3) We suspect the impact of substrate hardness on output of sweet neurons might be less significant on the decisions we described in this manuscript. Jeong et al., found that different concentrations (0.2% – 2%) of agarose can impact behavioral preference for 0.5 mM vs. 1.0 mM sucrose. The sucrose we used was 100 mM. Further, while Jeong et al., and Zhang et al., both showed that activation of mechanosensitive neurons can inhibit PER – a direct behavior readout for activation of sweet neurons, it is unclear whether 0.5% vs. 1.5% agarose may exert significantly different levels of inhibition on PER. For example, in Zhang et al., strong PER suppression was observed by comparing the impact of 3% agarose vs. 0% agarose.

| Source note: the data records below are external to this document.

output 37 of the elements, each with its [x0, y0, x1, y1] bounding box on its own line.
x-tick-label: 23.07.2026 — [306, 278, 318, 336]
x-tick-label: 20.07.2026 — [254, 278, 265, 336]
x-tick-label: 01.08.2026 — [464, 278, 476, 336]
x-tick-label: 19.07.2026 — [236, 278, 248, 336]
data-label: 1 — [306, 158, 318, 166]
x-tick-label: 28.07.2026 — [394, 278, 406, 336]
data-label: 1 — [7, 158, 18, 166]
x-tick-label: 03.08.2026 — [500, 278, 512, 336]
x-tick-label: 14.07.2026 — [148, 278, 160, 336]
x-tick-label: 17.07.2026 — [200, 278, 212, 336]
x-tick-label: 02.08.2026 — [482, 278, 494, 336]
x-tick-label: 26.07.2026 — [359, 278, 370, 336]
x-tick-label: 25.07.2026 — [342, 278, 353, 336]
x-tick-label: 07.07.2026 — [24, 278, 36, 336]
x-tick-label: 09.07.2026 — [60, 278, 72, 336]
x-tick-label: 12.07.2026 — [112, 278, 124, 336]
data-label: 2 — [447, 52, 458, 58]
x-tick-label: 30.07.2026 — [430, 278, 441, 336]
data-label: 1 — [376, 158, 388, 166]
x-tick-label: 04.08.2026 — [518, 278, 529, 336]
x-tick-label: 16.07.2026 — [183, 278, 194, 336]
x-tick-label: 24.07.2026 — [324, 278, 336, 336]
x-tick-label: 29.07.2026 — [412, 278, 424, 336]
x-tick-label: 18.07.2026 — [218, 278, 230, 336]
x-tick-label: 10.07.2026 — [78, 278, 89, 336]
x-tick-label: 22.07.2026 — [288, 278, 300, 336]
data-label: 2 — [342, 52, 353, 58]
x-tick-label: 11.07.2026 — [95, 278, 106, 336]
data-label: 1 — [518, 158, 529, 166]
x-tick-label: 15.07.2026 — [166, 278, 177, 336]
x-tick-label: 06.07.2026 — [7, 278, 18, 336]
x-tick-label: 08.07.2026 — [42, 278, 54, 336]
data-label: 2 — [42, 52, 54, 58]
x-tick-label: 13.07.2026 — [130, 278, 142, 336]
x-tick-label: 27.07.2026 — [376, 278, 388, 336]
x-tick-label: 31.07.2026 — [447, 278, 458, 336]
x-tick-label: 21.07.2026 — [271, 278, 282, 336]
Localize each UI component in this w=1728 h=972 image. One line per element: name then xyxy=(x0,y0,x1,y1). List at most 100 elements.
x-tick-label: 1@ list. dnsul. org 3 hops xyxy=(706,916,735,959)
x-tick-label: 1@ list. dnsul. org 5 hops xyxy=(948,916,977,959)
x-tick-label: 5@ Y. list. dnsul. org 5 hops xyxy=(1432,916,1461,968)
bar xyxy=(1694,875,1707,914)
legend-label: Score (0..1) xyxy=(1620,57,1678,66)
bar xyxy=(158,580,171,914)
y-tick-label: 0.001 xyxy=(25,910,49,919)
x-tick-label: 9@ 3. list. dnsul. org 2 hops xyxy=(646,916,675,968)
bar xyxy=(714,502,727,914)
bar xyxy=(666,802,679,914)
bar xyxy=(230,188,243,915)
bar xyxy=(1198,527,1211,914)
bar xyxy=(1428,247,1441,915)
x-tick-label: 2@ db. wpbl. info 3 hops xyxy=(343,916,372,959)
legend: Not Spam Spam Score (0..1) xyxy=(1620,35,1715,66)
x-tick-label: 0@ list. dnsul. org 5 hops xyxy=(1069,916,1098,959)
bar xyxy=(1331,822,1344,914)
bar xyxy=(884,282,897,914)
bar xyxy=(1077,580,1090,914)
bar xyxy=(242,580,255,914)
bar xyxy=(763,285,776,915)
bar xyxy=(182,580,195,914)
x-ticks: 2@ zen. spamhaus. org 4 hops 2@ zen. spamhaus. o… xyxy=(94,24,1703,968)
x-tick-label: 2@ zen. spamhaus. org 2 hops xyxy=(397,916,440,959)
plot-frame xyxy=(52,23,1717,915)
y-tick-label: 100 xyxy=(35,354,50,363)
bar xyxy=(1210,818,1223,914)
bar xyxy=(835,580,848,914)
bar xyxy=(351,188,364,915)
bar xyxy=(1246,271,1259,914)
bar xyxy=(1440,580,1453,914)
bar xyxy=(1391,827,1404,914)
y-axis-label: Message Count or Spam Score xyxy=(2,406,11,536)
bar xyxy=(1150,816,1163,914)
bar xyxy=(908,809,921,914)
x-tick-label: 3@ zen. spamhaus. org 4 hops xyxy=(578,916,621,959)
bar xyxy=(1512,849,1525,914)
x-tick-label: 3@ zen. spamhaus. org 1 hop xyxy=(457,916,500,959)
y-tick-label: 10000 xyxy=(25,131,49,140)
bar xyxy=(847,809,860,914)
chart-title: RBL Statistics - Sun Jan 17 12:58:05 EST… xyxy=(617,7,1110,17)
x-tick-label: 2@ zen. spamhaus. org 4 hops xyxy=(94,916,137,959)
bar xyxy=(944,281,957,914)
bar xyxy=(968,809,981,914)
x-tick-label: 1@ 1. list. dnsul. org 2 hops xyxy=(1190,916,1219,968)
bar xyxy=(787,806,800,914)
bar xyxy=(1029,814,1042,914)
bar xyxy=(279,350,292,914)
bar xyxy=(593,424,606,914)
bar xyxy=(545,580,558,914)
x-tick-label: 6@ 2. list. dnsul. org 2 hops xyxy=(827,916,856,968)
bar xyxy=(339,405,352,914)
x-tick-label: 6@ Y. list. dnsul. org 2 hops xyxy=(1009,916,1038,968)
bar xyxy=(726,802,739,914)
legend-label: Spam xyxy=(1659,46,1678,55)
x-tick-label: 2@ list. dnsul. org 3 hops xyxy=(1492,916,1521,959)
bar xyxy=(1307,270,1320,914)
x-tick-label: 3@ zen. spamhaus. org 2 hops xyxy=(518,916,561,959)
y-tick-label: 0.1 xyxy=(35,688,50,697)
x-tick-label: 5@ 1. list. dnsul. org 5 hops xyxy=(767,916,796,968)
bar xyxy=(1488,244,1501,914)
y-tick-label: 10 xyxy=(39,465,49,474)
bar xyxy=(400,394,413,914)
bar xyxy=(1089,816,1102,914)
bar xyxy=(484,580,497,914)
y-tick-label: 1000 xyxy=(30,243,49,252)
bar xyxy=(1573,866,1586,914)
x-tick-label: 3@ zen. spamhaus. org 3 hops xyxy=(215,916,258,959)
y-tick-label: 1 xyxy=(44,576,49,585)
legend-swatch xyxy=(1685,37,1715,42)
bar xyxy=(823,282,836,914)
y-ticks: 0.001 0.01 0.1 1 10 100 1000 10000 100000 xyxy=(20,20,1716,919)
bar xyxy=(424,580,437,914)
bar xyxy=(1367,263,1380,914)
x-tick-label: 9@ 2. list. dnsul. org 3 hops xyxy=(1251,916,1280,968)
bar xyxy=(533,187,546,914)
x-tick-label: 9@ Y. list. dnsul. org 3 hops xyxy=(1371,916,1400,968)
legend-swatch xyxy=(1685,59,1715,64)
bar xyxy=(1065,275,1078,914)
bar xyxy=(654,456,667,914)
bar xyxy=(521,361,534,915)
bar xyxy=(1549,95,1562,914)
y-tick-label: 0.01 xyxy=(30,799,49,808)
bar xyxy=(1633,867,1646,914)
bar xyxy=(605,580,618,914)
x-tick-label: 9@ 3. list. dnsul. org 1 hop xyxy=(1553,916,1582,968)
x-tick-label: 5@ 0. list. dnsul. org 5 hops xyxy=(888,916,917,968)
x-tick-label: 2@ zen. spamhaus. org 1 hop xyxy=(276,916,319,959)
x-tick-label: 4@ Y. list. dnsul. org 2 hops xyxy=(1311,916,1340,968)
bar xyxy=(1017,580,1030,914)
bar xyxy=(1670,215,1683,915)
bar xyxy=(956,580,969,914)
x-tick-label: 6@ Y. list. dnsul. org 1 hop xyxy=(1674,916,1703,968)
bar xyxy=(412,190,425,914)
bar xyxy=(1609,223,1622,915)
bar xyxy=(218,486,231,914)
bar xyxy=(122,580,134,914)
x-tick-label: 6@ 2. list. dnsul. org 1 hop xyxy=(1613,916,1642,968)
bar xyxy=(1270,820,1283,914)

5) Schwartz et al., (2012) showed that the positive or negative influence of sugar on oviposition depends on the size of the egg laying chamber. The sugar-induced oviposition avoidance observed by the authors is likely an artifact of the small chamber size. It is unclear whether the interesting observation they made in this study is also influenced by the chamber size. The authors should at least conduct some of their key experiments in larger egg-laying chambers to see whether their conclusion still holds.

This is another very valid point. To address this question, we have now examined how WT and tmc mutants discriminated 0.5% vs. 1.5% agarose in the presence and absence of 100 mM sucrose in arenas that are ~ 8X the size of our regular arenas. We found that flies did not behave significantly differently when choosing substrates of different hardness in regular vs. large arenas: (1) both WT and tmc mutants preferred the 0.5% over 1.5% agarose in the large arenas, (2) 100 mM sucrose caused WT but not tmc mutants to reduce preference for 0.5% agarose in the large arenas. This result is now shown in new Figure 4—figure supplement 2B and C.